Foundry switches on to wireless upgrades
Firm unveils offerings a year after entering the WLAN market
Foundry is to offer wireless networking software upgrades for its switches, a year after belatedly entering the wireless LAN (WLAN) market.
"More than 100 of our customers have deployed our wireless products," said Bob Schiff, vice-president and general manager for Layer 4-7 security at Foundry.
"We have now introduced software for our switches to make them wireless aware. In many ways we have caught up with the opposition, but in many others, we have gone past them."
Among new developments from the firm are the IronPoint 200 virtual access point (AP), the IronView Network Manager software, upgrade modules and complete WLAN edge switches for 24 to 96 ports, and Power over Ethernet options on switches.

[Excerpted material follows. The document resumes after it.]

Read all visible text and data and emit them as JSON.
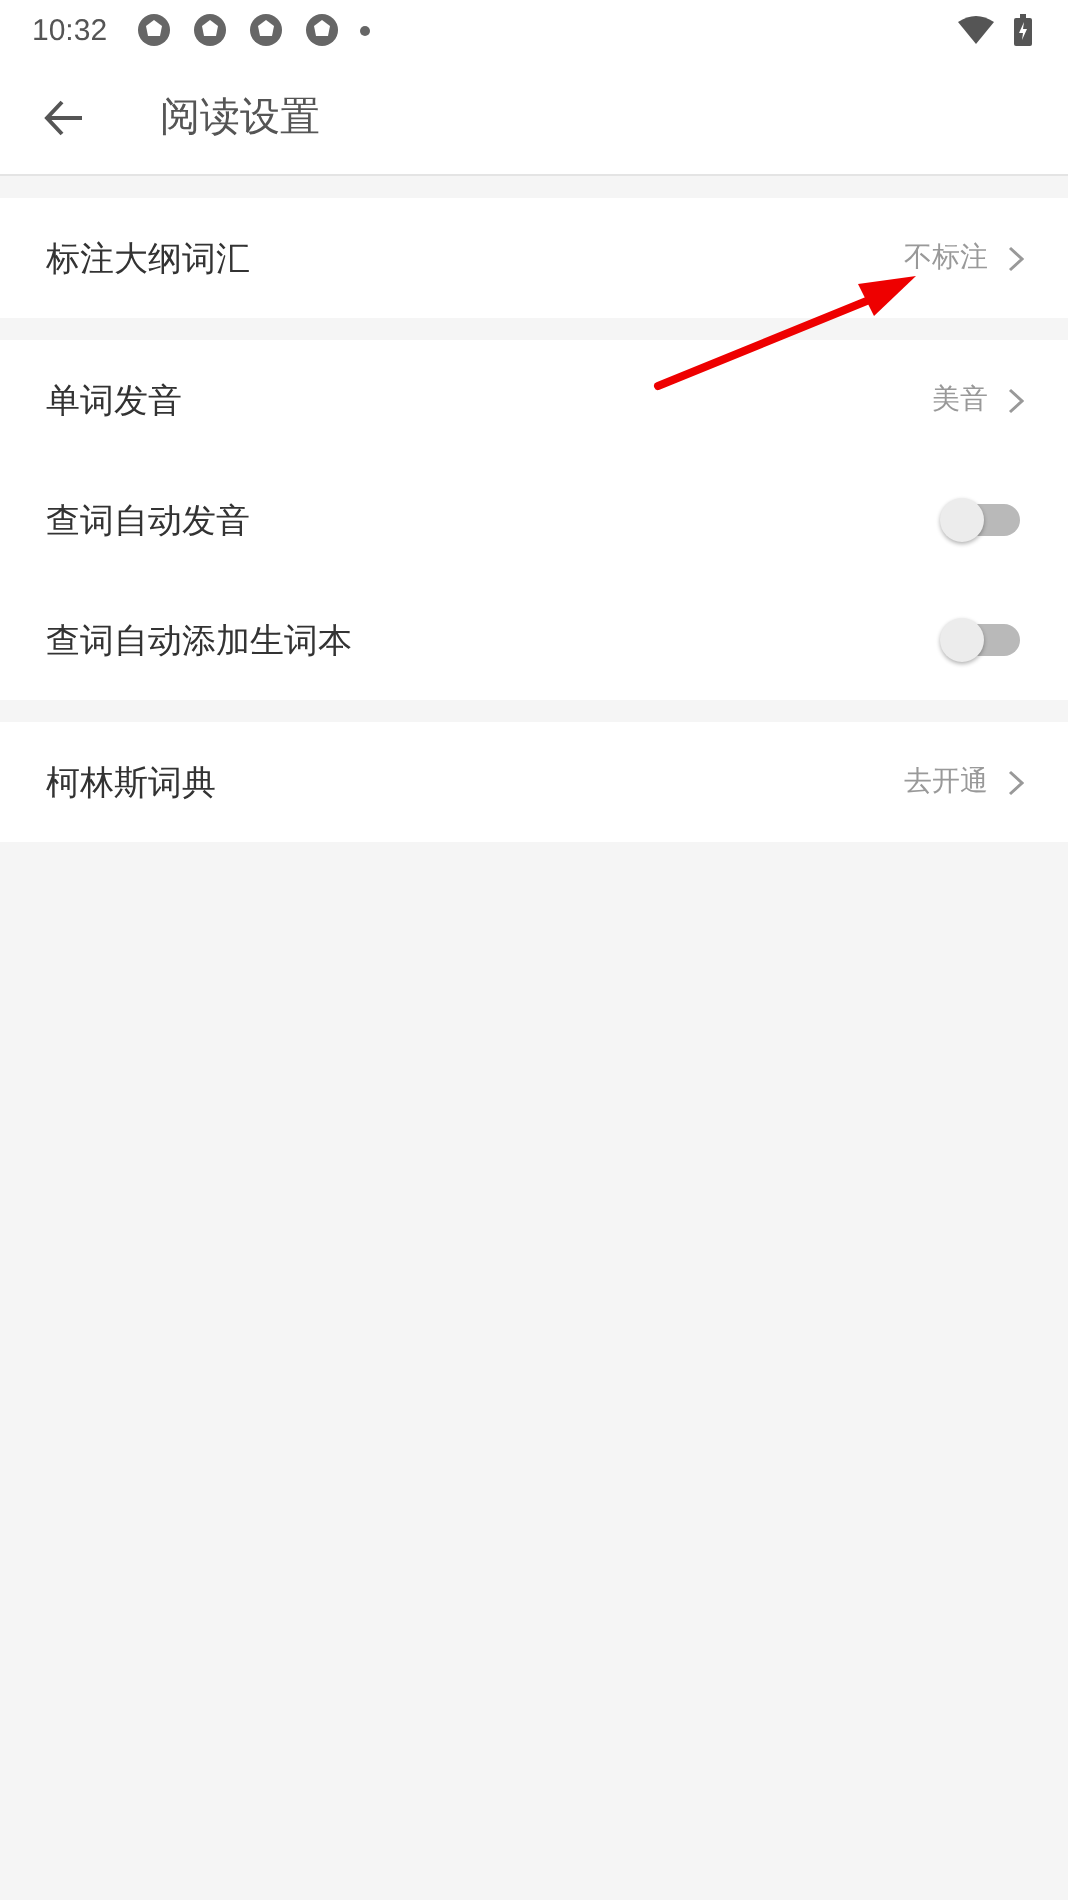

All will be available immediately, except for an advanced version of IronView Network Manager which will ship later this year. New capabilities include L3 roaming for voice over Wi-Fi.
The virtual AP allows managers to partition APs into eight virtual ones with their own service set identifiers to give different types of access to different users.
As a number of new firms have come to market with WLAN products and management suites in the past two years vendors such as Foundry, Hewlett-Packard and Extreme have hit back.
"Even with the Ironport 200, we have been able to demonstrate that we can keep up with standards through software upgrades rather than hardware swap-out, which is what our competitors have to do," claimed Schiff.
Denny Meijer, technical director at reseller Scalable Networks, said he has not come across Foundry much when selling Extreme solutions.
"Some vendors are extending virtual LANs across WLANs, and that has the same end result as a virtual AP might. But it's a different solution. It does sound as if what they have released is aimed at keeping up with the competition," said Meijer.